Prima di morire la pia genitrice chiamò le sue cinque figlie attorno a sé e a ciascuna assegnò una piaga del crocifisso come rifugio e oggetto particolare di devozione. Ad Orsola, di sei anni, toccò quella del Sacro Cuore.
Nella fanciullezza, sentendo leggere la vita dei martiri, la santa concepì grande desiderio di patire per amore di Gesù. Una volta mise di proposito una manina nel fuoco di uno scaldino e se la scottò tutta senza versare lacrime. Si disciplinava con una grossa corda; camminava sulle ginocchia; disegnava croci in terra con la lingua; stava lungamente a braccia aperte in forma di croce; si pungeva con gli spini; si costruiva croci sproporzionate alle sue spalle, bramosa di fare tutto quello che aveva fatto il Signore il quale, nella settimana santa, le si faceva vedere coperto di piaghe.
Per amor di Dio, Orsola aveva compassione dei poverelli ai quali donava generosamente quello di cui disponeva. Scriverà più tardi: “Mi pareva di vedere nostro Signore, quando vedevo essi“.
Col passare degli anni crebbe in lei sempre più la brama di fare la prima Comunione che ricevette a Piacenza il 2 Febbraio 1670 a Piacenza, qui suo padre si era trasferito in qualità di Sopraintendente alle Finanze presso la corte del Duca Ranunzio II.
Gesù allora le disse: “Pensa a me solo! Tu sarai la mia sposa diletta!”.
Ma come lasciare il mondo se la sua bellezza le attirava le più vive simpatie di giovani distinti?
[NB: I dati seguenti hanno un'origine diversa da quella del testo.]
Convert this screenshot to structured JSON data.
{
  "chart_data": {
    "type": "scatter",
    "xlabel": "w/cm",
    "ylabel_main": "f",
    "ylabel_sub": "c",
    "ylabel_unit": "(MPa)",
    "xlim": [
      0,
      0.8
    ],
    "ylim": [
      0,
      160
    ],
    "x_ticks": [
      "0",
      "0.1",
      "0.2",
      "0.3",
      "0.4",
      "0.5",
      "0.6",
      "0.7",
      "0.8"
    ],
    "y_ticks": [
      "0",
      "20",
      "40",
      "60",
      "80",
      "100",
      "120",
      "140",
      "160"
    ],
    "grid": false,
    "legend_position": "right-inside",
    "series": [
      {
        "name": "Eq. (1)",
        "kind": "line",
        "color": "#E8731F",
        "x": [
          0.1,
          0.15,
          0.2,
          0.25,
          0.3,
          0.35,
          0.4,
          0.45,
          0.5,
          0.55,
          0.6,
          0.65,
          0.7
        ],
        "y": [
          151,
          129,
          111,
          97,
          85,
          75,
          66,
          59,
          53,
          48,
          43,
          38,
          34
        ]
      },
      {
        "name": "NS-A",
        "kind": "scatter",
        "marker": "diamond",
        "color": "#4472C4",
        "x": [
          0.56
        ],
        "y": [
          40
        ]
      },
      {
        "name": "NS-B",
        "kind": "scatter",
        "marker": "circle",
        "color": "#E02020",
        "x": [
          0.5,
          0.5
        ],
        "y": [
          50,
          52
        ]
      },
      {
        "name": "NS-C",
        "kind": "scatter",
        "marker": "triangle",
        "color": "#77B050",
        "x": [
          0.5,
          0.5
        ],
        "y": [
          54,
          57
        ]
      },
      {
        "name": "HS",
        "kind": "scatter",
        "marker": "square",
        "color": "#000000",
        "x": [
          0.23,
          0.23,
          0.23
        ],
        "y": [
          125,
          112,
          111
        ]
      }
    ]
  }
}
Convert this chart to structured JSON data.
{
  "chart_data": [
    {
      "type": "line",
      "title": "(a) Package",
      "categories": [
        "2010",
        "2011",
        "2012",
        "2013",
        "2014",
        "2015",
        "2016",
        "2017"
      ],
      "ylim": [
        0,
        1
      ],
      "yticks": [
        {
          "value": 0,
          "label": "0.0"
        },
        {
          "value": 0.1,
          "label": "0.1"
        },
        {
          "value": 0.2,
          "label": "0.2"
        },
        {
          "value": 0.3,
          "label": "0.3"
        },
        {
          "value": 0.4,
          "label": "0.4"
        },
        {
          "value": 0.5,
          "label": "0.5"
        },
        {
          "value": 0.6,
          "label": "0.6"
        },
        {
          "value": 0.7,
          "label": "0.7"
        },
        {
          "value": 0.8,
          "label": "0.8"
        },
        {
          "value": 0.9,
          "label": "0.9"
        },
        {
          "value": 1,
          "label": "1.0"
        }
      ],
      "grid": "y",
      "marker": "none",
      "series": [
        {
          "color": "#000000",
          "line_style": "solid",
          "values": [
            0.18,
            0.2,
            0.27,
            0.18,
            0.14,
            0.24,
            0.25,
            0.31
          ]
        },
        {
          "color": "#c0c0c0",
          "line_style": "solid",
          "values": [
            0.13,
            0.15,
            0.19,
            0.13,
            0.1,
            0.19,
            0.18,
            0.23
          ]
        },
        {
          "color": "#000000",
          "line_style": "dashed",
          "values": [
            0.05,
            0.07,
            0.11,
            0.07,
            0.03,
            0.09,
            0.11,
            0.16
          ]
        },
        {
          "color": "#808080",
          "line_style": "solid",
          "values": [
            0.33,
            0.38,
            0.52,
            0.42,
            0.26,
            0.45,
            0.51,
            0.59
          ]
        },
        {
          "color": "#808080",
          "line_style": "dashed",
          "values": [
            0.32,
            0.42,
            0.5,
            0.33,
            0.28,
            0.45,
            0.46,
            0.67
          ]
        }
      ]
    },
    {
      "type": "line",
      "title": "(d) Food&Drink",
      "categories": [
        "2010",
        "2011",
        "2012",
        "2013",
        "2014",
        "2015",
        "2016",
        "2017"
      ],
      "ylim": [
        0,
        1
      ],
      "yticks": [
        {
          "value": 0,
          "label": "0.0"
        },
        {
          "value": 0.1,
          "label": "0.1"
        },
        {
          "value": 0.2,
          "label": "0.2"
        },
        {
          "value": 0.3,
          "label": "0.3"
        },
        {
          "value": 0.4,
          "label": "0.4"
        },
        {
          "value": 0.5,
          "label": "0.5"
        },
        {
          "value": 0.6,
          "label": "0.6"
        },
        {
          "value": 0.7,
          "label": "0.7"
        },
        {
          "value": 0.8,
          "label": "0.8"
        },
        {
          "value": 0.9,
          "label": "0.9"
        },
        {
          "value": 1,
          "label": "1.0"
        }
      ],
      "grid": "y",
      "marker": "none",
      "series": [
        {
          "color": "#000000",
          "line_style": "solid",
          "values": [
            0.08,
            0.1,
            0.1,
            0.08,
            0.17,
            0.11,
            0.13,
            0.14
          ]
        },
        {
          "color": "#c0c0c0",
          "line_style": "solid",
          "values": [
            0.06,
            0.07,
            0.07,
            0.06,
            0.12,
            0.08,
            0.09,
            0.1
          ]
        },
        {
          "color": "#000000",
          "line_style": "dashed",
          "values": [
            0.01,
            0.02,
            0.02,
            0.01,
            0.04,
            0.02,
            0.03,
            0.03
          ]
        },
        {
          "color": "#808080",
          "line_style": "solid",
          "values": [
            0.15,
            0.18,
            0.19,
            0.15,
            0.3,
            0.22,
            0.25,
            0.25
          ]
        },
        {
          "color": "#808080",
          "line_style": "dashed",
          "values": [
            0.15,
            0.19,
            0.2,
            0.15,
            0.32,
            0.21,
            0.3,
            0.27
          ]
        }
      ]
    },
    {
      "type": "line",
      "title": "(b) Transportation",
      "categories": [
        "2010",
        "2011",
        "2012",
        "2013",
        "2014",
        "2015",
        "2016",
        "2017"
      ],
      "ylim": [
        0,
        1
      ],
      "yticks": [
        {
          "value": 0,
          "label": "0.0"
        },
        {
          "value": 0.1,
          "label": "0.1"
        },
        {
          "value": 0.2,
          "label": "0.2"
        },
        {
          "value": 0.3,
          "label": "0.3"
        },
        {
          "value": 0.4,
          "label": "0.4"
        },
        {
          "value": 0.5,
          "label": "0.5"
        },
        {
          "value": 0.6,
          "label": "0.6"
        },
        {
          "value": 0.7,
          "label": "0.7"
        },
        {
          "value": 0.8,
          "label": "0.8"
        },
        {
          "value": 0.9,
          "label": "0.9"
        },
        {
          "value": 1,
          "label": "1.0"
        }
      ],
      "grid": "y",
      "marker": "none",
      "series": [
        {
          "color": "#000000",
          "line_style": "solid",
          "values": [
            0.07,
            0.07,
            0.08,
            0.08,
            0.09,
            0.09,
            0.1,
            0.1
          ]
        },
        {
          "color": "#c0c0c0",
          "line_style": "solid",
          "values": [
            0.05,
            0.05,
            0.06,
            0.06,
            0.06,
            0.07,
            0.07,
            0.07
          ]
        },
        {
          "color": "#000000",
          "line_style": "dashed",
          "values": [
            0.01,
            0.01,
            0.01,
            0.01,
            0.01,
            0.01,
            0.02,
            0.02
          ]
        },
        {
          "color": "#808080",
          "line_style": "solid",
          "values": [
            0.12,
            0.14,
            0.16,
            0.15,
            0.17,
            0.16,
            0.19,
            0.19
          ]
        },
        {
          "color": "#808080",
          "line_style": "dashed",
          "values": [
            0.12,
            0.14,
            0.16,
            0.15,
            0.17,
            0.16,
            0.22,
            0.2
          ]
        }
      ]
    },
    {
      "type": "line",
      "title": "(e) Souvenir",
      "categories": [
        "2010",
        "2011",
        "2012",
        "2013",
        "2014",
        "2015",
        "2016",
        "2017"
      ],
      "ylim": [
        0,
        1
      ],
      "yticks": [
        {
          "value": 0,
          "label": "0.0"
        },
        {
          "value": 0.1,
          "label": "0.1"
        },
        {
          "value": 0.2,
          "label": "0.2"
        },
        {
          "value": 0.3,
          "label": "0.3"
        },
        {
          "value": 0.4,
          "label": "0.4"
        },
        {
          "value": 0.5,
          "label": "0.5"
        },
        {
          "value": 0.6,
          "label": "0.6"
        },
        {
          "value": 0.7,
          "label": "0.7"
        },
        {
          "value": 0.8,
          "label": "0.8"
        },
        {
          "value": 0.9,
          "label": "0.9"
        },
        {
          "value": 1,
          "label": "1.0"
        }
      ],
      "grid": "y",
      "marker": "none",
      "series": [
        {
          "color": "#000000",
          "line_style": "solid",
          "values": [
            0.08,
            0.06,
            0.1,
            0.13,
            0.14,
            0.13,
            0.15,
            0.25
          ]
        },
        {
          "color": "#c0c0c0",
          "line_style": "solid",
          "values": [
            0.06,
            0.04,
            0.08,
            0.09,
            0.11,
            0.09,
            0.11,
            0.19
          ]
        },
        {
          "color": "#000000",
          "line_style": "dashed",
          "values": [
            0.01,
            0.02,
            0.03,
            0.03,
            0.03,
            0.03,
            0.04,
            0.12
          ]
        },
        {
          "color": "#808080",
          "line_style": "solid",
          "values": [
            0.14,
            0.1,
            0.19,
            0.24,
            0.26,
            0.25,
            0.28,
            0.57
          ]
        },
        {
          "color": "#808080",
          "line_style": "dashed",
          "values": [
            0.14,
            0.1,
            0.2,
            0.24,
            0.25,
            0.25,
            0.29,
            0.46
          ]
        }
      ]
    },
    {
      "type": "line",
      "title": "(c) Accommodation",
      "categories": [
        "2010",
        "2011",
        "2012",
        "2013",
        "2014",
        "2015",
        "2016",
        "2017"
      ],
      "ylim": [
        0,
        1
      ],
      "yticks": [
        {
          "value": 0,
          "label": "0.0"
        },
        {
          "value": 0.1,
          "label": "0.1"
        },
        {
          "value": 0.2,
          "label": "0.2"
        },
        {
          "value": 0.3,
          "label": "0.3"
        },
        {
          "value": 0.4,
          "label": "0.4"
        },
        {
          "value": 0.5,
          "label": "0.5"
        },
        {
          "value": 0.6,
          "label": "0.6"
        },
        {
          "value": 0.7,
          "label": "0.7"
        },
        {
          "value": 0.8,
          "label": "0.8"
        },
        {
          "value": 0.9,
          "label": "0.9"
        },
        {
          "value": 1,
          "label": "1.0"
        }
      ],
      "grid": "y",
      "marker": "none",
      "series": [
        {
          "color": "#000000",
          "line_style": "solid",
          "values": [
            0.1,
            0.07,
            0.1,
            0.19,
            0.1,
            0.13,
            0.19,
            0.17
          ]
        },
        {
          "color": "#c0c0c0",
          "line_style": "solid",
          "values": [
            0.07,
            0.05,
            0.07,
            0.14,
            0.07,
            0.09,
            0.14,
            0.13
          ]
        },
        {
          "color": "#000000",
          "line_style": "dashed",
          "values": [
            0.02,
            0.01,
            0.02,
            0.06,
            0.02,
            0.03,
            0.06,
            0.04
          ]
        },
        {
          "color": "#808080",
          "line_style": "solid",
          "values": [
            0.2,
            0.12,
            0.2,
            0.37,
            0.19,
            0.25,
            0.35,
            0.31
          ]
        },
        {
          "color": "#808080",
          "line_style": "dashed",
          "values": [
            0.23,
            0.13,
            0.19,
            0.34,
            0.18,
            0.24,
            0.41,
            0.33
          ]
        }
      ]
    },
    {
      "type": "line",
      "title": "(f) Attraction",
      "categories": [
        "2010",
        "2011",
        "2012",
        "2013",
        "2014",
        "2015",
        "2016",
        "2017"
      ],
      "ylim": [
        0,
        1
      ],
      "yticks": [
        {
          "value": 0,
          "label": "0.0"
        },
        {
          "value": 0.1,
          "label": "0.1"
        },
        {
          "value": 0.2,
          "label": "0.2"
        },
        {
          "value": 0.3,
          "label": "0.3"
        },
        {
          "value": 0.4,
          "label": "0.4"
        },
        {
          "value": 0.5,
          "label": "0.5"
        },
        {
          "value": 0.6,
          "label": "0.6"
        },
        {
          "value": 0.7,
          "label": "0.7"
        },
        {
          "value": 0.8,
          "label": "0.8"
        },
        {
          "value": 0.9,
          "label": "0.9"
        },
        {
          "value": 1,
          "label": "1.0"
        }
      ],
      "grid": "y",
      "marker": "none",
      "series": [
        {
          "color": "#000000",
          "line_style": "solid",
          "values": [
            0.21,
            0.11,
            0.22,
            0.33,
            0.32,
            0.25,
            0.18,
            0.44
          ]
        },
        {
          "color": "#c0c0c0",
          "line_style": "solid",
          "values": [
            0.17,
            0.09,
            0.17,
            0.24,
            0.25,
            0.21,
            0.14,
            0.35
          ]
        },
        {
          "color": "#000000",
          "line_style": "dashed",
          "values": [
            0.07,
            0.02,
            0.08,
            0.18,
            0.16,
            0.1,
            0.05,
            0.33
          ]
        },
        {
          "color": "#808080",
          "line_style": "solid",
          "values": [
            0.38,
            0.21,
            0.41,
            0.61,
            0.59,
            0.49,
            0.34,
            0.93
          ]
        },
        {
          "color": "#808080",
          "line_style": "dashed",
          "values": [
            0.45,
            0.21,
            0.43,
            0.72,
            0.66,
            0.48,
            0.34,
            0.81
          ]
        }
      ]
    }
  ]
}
Al padre che tanto le voleva bene un giorno disse: “Come posso ubbidirvi, se il Signore mi vuole sua sposa?… Anch’Egli è mio padre, e Padre supremo. Non solo gli debbo ubbidire io, ma ancor voi“.
Il 17 luglio 1677 entrò, diciassettenne, nel monastero di stretta clausura delle Cappuccine di Città di Castello assumendo il nome di Veronica e un anno dopo emise la solenne professione religiosa. E impossibile descrivere il numero di grazie, doni, privilegi, visioni, estasi, carismi singolari che Dio elargì incessantemente alla sua “diletta”.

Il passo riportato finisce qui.